REPUBLIKA.CO.ID, JAKARTA -- Kementerian Kelautan dan Perikanan harus dapat memastikan perusahaan yang bergerak di sektor kelautan dan perikanan benar-benar mematuhi aturan yang ada sebelum diberikan izin dalam melakukan pengelolaan komoditas ikan di Tanah Air.
"Ada lima indikator kepatuhan yang harus diintegrasikan ke dalam sistem perizinan baru perikanan," kata Ketua Umum Kesatuan Nelayan Tradisional Indonesia (KNTI) M Riza Damanik dalam keterangan tertulis yang diterima di Jakarta, Senin (30/3).
Riza memaparkan, lima indikator itu adalah kepatuhan membayar pajak, membangun Unit Pengolahan Ikan (UPI), melindungi pekerja, menjaga lingkungan laut, dan menjaga kualitas produk ikan aman bagi konsumen.

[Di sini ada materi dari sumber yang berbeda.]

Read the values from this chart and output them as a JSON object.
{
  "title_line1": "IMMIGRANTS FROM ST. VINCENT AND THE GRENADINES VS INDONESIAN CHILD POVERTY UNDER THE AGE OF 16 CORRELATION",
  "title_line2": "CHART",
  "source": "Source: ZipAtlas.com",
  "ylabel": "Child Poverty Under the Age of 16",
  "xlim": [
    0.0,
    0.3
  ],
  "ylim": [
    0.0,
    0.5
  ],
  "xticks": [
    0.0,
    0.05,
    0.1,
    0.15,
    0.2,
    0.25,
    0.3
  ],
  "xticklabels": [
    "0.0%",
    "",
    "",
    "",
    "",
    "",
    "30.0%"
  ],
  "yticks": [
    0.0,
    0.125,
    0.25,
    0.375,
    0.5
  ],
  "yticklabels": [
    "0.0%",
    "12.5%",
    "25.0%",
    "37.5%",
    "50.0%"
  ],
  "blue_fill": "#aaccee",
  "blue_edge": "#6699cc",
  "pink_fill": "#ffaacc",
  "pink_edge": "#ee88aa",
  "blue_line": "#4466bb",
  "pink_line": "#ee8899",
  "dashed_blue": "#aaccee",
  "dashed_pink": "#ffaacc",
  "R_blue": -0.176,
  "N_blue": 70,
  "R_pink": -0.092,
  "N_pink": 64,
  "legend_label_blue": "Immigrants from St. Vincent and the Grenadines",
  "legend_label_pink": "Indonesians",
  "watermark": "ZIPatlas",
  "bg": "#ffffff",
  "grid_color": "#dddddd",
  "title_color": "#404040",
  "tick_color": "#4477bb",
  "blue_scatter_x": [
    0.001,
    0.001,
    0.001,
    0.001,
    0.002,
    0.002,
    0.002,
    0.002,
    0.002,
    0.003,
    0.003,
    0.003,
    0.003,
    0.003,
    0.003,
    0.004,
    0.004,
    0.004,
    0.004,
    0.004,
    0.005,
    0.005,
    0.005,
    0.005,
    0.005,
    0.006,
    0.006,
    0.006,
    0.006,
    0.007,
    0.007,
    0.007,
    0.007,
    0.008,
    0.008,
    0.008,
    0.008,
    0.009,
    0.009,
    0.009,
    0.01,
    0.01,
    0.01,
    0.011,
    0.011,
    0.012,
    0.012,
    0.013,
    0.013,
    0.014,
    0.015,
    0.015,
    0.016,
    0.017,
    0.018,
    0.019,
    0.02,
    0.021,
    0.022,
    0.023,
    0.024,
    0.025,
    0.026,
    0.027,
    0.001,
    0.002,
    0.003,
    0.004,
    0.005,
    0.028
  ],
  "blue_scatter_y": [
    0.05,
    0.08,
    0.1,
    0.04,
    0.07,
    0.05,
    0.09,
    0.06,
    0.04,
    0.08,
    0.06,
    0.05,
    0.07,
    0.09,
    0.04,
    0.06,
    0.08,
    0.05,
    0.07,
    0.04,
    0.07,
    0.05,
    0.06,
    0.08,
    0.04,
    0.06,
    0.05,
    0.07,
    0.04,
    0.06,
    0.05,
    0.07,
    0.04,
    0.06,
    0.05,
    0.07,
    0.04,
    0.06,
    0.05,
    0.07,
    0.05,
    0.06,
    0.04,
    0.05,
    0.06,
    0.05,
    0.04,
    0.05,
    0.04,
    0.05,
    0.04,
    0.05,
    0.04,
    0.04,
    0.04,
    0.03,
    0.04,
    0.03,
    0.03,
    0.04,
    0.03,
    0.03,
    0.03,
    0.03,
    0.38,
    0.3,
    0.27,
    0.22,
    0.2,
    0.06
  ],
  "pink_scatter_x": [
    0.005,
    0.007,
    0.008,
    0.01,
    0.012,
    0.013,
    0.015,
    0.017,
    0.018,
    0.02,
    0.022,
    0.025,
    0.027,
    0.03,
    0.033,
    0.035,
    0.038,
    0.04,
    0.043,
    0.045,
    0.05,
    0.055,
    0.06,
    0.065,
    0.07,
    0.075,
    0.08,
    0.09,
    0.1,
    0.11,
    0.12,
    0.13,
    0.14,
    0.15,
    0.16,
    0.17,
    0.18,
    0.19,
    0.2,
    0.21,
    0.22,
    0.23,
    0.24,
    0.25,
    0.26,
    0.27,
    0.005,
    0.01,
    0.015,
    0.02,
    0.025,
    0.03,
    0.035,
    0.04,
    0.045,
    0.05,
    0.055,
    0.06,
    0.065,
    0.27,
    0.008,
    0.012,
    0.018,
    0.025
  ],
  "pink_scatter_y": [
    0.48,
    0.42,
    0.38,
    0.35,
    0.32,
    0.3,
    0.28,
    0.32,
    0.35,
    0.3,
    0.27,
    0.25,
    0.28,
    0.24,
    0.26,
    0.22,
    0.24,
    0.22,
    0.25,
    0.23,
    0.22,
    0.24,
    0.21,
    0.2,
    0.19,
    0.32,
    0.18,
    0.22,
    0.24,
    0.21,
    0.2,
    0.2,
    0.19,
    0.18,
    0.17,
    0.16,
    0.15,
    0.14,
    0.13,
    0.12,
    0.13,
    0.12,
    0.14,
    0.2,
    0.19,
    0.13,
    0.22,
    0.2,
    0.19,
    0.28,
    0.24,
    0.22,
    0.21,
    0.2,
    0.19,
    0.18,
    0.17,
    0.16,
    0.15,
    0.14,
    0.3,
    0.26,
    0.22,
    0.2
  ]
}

KNTI juga mengingatkan KKP untuk tidak terjebak pada daftar hitam perusahaan yang ada saat ini. "Karena besar kemungkinan modus ke depan adalah mereka mendirikan perusahaan baru, nama baru, dan manajemen baru, namun tetap menggunakan sumber kapital yang sama," katanya.
Untuk itu, ujar dia, kelima indikator kepatuhan tersebut dinilai dapat memisahkan antara pelaku usaha perikanan nakal dan yang benar-benar membawa manfaat buat negara.
Sebelumnya, Koalisi Rakyat untuk Keadilan Perikanan (Kiara) menyatakan, tuntutan kepada berbagai kapal pencuri ikan yang kerap terjadi di kawasan perairan Indonesia harus dapat menjerat perusahaan yang ada di baliknya.
"Tuntutan tidak boleh hanya berhenti kepada pelaku di lapangan, tetapi juga harus menjerat perusahaan di belakang layar," kata Sekjen Kiara, Abdul Halim di Jakarta, Kamis (26/3).
Untuk itu, menurut Halim, tuntutan yang dirumuskan oleh penegak hukum mesti tidak hanya berdasarkan pelanggaran administratif, tetapi mendasarkan pada tindak pidana atas perbuatan menangkap ikan yang bertentangan dan melanggar hukum.